G.Paçacı: Bir şube müdürlüğü olarak İ.Ü. OMAR’dan katılan G. Paçacı’nın, o kadar unvanlı ve idareci olan yetkin kişileri, Bölüm Başkanlarını ve Dekanları geride bırakıp konuşmacı olması hayretle  karşılanmış. Ayrıca; cesaret işi doğrusu… 3.Milli Kültür Şurası’nda da aynı olmuştu. Hangi ağırlığı ile seçilmiş!, merak edilmiş…Bilinmeyen bir konuya! Darülelhan’a girmiş....(Daha bir hafta önce, AKM tarafından  Darülelhandan Günümüze Müzik  Eğitimi Çalıştayı yapılmıştı.)

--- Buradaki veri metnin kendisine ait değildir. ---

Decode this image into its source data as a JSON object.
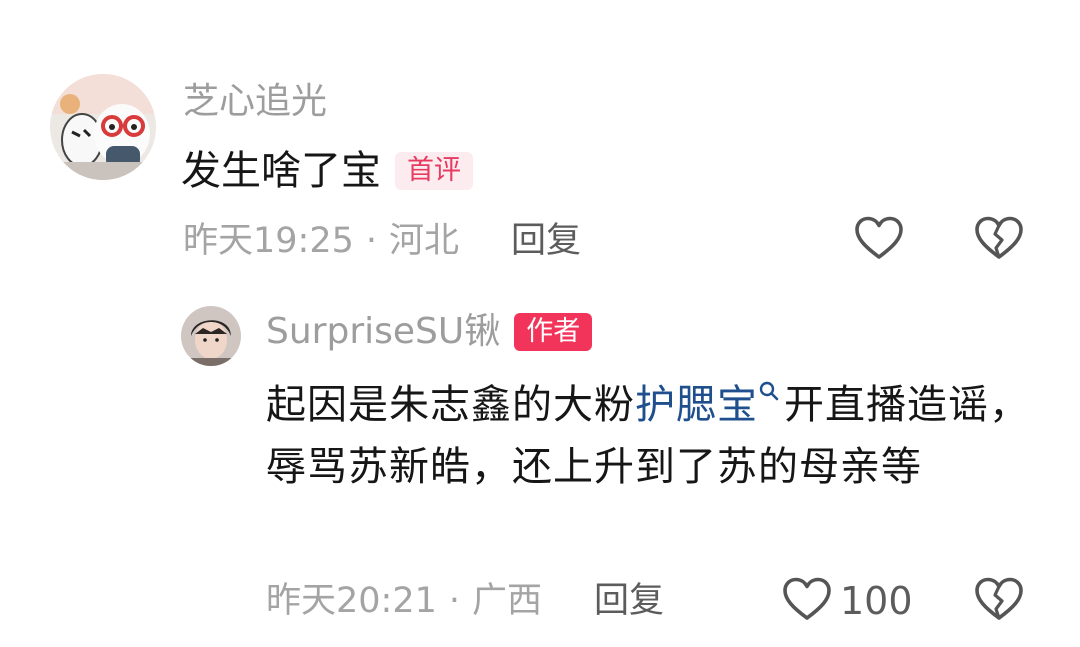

Öğr.Gör. Y.Aydın: Alanda ağırlığı olmayan Y.Aydın’ın, hazırladığı metinden değil, irticalen konuşması ile konuları dağıtması, kuruluşun adının, “Adnan Saygun Müzik Üniversitesi”  olması gerektiğini söylemesi ile,  “hangi bilgisi/ağırlığı ile seçilmiş!” sorularını akıllara getirmiş.

G.Pekinel: Herhangi bir üniversitede görevi yokken, neden konuşmacı olmuş?,anlaşılamamış. Devlet Sanatçısı ve Bogaziçi Üniversitesi Fahri Doktora ünvanlarına sahip.( Pekinel'ler başarılı konser kariyerlerinin yanı sıra üç önemli sosyal sorumluluk projesine de imza atmışlar.)

Y.Doç.Dr. S.Erguner: Adı ne olacak; Türk müziği üniversitesi mi, Türkiye Müzik Üniversitesi mi? Fakülteler çok önemli, dini müzik fakültesi de olmalı v.b.  bir çalışma sunmuş.

Prof.Dr.G.Yahya Kaçar: Kurucu (Gazi Ün.) konservatuar müdürü olarak, teşkilatlanma konusu verilmiş..Geniş bir yapılanma sunmuş. Elbette; bu konuda farklı görüşler mevcut.

Konuşmacıların çoğu, kendilerine YÖK  tarafından verilen başlıklara girmemişler. Ayrıca, 2017 Türkiyesi’nde  Batı müziği (Avrupa müziği) ve Türk Müziği zıtlaşmasına da gerek yoktu.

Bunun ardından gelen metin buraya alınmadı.